Five Oakland women took over a vacant house in November so they and their children could sleep with a roof over their heads. The owner of the house, a southern Californian company named Wedgewood, invests in housing in 18 states. They “flip” houses like the one in Oakland to make profits. They said the Oakland mothers were illegally occupying their property and had them evicted.
But the mothers fought back. Supporters in the community were organized to prevent the eviction and packed the court during the eviction hearing. They then rallied around the house filming the eviction as county deputies broke down the door and the mothers were taken to jail in handcuffs.
In the course of all this, they organized themselves and their supporters as “Moms 4 Housing.” They know it is not just their personal fight, but a struggle for decency in the richest country in the history of the world. One of the Moms works three jobs and still can’t afford housing for herself and her kids. Another is a victim of spousal abuse. Finally the Oakland city government worked out a deal to have a non-profit buy the house and the Moms are supposed to be able to move back in.
These women are among the estimated 6,000 to 8,000 people without housing in Oakland, a figure that is rapidly growing, even though there are at least 16,000 vacant houses in the city.
The situation in Oakland is typical of many places around the country. Thousands of houses are vacant, while poverty traps tens of thousands of people — largely people of color like the Oakland Moms — without the resources to pay crazy-high rents. Gentrification of many urban areas jacks up rents sky-high and pushes working class people out – onto the streets. For those who have jobs and can afford to move, it can mean relocating to distant communities which mean daily commutes of one to two hours each way to work.
When housing is a commodity – something for speculators to invest in – either to rent or sell to the highest bidder, people’s needs for a home are not important. Many people face the threat of homelessness with each rent increase, cut in hours or layoff. And many can’t afford decent housing in this society even with three jobs! It is the same with other basics of life: access to adequate health care, decent food and schools for children of working class families, and especially for poor students of color. And a large percent of those who are often homeless are those who were used to fight the endless wars, veterans suffering from mental and physical trauma.
The priorities of this society are clear for all to see.
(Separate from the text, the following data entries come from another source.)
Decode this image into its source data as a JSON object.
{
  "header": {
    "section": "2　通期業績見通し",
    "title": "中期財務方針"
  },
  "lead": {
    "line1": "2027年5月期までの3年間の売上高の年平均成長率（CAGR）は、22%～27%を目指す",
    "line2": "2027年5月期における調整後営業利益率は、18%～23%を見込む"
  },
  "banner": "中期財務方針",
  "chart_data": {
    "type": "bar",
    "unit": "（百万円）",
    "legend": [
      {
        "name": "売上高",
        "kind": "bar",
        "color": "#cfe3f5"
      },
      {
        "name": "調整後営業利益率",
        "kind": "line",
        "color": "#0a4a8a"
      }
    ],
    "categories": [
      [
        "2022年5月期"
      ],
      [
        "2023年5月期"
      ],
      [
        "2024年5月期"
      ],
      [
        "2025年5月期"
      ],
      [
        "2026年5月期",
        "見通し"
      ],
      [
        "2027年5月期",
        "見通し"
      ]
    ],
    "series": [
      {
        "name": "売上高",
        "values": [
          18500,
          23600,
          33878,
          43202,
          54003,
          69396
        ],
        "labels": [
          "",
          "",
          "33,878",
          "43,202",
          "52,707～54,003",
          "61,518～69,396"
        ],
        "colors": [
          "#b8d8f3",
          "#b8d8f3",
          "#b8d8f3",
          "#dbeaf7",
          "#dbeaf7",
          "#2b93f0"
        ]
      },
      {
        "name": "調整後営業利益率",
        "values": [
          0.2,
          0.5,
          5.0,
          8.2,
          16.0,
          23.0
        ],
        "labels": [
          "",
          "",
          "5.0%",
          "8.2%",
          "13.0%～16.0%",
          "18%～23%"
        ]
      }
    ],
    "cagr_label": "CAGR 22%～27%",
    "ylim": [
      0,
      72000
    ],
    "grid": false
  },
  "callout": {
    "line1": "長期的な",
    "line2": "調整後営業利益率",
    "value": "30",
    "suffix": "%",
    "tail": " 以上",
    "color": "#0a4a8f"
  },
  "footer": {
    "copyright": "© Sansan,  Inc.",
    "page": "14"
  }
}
Homeless encampments are growing. Many families with children face the daily challenge of just trying to survive. Meanwhile the billionaires who own or control the corporations have glittering towers of glass and steel built to house their corporate headquarters or to sell or rent apartments and condos for those who can afford the insane price tag. Something needs to be done!
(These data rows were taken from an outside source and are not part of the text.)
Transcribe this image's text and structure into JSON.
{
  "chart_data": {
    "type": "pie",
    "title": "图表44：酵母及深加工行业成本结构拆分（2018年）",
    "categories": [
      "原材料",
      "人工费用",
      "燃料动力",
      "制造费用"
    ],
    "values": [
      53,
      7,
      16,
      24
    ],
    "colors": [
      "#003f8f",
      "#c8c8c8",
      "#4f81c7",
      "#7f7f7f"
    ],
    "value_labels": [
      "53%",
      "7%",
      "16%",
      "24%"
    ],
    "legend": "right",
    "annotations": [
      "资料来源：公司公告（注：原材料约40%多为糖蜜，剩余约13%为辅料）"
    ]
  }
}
One way or another we all face the same system – a system that puts the value of profits over human needs; a system that threatens us with the prospect of homelessness or bankruptcy if a member of our family faces a serious illness or other challenges.
The Oakland Moms showed that it’s possible to fight back. After the Oakland Moms were evicted, they tweeted, “We’ve built a movement of thousands of Oaklanders who showed up at a moment’s notice to reject police violence and advocate for homes for families.” They know the struggle will continue, and they are right to organize and fight for what they deserve.